We have concluded an audit contract with Nagoya Audit Corporation, which submits yearly accounting audit plans to us and reports the results of the accounting audits to us. In addition, the members of our audit and supervisory committee witness accounting audits conducted by the accounting auditor. They also exchange information and opinions with the accounting auditor and internal audit departments on a regular basis and cooperate closely with each other in other ways. Internal audits of our company are aimed at helping rationalize our management and improve our business efficiency by checking whether the operational activities at each business site are managed appropriately and efficiently in compliance with laws, rules, regulations, our management policy, and our management plan. The Internal Audit Department serves as a department under the direct control of the president and the secretariat to the audit and supervisory committee. It monitors the reliability of financial reporting and regularly conducts direct audits of the implementation of operations by each department of the Group in its efforts to strengthen the governance of the Group. Problems found in audits are reported to the audit and supervisory committee and the president in a timely manner to take the necessary measures or make improvements.

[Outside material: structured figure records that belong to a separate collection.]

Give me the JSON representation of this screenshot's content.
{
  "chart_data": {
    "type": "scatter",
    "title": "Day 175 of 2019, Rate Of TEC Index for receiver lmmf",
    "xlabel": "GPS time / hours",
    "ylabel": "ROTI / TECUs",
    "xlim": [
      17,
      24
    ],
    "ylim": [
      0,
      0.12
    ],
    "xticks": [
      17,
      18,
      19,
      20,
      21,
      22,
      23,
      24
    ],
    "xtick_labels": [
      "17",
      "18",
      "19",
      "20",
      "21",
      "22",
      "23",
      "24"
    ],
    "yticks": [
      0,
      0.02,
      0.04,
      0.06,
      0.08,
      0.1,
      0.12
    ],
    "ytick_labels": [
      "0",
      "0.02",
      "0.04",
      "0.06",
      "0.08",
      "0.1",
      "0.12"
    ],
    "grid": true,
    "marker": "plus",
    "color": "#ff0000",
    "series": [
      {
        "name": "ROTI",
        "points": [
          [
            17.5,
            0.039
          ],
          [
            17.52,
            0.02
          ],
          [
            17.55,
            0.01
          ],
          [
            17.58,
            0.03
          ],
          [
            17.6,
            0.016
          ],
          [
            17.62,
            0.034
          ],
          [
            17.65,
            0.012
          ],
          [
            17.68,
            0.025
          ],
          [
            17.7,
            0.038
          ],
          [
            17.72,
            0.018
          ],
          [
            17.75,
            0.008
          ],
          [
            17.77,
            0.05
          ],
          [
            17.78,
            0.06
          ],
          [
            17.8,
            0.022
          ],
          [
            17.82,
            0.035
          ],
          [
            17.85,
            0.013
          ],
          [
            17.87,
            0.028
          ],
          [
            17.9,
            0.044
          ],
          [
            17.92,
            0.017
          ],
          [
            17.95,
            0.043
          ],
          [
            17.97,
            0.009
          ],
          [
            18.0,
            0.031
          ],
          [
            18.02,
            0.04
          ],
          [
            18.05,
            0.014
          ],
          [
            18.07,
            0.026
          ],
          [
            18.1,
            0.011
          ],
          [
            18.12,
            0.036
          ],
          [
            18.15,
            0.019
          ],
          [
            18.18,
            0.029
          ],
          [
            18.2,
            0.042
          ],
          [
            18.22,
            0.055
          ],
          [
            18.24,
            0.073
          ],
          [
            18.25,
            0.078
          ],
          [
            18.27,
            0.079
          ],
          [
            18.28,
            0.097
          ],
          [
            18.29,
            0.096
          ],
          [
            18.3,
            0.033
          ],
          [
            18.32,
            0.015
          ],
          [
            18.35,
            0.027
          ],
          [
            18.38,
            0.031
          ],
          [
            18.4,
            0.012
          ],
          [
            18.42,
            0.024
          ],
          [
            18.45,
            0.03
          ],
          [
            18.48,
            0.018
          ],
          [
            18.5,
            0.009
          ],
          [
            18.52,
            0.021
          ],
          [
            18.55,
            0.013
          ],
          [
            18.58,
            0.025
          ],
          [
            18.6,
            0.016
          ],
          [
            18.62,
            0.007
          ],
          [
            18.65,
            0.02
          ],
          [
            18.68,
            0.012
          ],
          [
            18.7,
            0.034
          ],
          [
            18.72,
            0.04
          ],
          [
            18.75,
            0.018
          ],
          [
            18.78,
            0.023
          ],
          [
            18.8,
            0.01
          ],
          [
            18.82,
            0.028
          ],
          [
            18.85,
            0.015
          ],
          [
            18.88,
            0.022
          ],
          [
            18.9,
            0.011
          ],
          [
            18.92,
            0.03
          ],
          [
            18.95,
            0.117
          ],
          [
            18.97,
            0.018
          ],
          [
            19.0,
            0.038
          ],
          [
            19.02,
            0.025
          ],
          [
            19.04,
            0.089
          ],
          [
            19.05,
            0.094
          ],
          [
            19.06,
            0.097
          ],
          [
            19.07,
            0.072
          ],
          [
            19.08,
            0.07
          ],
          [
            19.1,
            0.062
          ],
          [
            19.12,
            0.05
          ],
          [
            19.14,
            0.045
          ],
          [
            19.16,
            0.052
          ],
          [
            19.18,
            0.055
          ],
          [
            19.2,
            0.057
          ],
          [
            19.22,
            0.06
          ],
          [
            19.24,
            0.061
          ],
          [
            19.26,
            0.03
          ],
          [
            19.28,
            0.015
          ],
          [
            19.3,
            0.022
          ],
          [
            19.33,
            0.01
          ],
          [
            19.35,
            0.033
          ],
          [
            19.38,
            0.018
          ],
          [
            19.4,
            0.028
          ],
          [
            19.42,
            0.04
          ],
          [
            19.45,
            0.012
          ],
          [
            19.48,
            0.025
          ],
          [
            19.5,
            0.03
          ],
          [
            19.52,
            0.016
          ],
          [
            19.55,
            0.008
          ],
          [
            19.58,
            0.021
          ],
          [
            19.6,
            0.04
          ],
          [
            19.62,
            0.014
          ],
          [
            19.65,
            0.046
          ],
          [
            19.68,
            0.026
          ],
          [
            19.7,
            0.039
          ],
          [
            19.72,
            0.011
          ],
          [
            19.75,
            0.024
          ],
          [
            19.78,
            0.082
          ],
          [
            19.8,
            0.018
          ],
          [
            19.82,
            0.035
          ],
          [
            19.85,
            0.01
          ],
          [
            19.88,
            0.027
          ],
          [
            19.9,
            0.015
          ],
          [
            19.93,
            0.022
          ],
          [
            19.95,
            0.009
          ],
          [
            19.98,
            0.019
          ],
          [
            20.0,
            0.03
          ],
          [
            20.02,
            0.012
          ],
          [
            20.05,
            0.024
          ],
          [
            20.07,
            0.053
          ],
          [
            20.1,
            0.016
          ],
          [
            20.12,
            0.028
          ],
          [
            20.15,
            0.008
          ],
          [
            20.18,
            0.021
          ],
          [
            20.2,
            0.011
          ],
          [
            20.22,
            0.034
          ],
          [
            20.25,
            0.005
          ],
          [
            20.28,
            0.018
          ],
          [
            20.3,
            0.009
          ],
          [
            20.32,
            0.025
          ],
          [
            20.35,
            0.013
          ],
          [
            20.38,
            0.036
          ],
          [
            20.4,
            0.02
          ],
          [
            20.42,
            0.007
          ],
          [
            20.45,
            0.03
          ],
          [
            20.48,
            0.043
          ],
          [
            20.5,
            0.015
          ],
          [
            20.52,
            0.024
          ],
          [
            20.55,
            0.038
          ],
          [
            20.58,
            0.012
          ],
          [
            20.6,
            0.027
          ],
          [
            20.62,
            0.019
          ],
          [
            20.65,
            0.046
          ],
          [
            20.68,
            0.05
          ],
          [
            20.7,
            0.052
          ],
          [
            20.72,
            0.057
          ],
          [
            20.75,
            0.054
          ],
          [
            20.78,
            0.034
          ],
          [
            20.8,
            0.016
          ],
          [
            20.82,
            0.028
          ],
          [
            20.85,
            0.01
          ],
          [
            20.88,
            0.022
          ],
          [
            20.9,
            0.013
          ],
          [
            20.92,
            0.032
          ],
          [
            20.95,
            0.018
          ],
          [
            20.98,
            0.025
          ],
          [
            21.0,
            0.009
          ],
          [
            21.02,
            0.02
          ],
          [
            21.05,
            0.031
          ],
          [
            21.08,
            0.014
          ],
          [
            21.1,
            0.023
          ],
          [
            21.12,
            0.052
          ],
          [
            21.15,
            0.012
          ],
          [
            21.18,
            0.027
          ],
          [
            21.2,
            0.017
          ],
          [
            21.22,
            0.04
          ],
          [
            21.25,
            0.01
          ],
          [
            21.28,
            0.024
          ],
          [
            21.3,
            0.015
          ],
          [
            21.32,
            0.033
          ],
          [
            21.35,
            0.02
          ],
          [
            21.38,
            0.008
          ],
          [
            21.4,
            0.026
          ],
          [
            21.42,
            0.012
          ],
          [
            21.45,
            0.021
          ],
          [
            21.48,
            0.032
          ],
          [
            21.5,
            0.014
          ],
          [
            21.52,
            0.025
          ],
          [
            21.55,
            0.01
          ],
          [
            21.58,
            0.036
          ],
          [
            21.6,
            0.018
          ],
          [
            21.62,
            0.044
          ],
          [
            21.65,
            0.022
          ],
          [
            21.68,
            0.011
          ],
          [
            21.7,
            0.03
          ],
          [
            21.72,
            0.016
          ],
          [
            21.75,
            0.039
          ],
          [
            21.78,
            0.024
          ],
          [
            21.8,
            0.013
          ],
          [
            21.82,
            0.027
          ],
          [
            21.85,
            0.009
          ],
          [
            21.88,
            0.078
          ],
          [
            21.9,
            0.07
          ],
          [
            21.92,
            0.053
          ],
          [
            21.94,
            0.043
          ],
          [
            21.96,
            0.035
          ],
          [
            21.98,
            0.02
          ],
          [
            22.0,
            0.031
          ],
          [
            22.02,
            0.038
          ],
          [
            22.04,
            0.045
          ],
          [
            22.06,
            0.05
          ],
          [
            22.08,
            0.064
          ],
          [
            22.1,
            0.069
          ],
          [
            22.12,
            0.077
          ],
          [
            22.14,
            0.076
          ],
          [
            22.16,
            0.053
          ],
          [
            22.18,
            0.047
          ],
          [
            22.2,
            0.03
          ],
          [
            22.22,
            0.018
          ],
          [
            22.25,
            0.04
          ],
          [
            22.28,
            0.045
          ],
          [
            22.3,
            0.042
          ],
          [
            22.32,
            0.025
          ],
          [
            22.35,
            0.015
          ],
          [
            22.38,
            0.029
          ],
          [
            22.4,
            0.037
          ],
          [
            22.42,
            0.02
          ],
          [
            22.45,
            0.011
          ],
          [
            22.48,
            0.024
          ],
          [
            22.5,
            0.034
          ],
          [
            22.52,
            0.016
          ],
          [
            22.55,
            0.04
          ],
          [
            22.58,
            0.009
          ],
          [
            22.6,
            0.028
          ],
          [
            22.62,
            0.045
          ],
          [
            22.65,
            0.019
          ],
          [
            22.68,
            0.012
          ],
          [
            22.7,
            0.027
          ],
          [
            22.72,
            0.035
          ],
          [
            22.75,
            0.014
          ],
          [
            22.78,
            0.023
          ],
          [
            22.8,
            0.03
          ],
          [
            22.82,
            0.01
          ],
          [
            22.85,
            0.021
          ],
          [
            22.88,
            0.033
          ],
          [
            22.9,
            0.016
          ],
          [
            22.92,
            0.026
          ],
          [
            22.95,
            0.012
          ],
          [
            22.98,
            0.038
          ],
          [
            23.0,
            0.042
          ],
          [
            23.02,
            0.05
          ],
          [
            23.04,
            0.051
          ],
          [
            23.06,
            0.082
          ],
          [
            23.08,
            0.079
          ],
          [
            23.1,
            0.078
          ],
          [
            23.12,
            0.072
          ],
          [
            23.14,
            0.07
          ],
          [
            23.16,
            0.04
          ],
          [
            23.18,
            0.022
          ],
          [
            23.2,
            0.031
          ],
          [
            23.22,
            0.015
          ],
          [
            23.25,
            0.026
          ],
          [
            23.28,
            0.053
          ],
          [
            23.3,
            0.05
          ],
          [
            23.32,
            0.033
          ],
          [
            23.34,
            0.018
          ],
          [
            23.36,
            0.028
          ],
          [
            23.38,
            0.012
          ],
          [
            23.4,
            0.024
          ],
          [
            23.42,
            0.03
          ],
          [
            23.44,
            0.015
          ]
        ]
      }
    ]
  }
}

Policy on Determining Remuneration Amounts and Calculation Methods

Our company's director remunerations, etc. comprise basic compensation, bonus linked to business performance and (cash) stock options. The proportions of each of the above remunerations are determined based on the positions of directors. Basic compensation is a fixed-amount compensation which is determined based on the importance of roles played by directors. Both bonus and stock option are determined based on consolidated profit indicators as company-wide business performance and contributions made by the individual director. Stock options are incentives for medium-term and multiple-year management and are designed to be exercisable based on consolidated profit indicators after certain period of time from the time of allotment as exercise conditions. Accordingly, exercisable number of these stock options is determined according to the degree of attainment. Compensation to director, audit and supervisory committee members and external directors each comprise basic compensation.
In fiscal 2014, the Remuneration Committee, as an advisory body to the Board of Directors in which external directors account for one half or more of its members, was established in order to enhance transparency and objectivity in determining director compensation, etc. In fiscal 2016, the same committee was given functions as an advisory body concerning nomination of directors, and was then reorganized to become the current Remuneration and Nomination Advisory Committee.

Remuneration and Nomination Advisory Committee Held four times every year
Fiscal year in which the committee was convened Matters deliberated
2016 The first committee ・Determination of the amount of director bonus for fiscal 2015
The second committee ・Transition to Remuneration and Nomination Advisory Committee
・Succession plan for fiscal 2016
・Director compensation for fiscal 2016
・Compensation to overseas CEO
The third committee ・Market data on director compensation for fiscal 2016
・Estimates of variable compensation expected for fiscal
The fourth committee ・Report of results of executive assessment for executives and CS as well as 360-degree survey
2017 The first committee ・Determination of the amount of director bonus for fiscal 2016
・New appointment and reappointment of directors in fiscal 2017
The second committee ・Members of Remuneration and Nomination Advisory Committee in fiscal 2017
・Director compensation for fiscal 2017
・Business performance indicators for fiscal 2017
Director compensation
Category of directors Total amount of compensation, etc.
(million yen)
Total amount of compensation, etc. by type (million yen) Number of eligible directors (persons)
Basic remuneration Stock options Bonus
Directors
(excluding audit and supervisory committee members)*
309 176 19 113 7
Auditors, directors
(audit and supervisory committee members)*
25 25 - - 3
External directors 48 48 - - 6

* Excluding external directors
Our company transitioned to a corporate structure with an audit and supervisory committee as of March 25, 2016.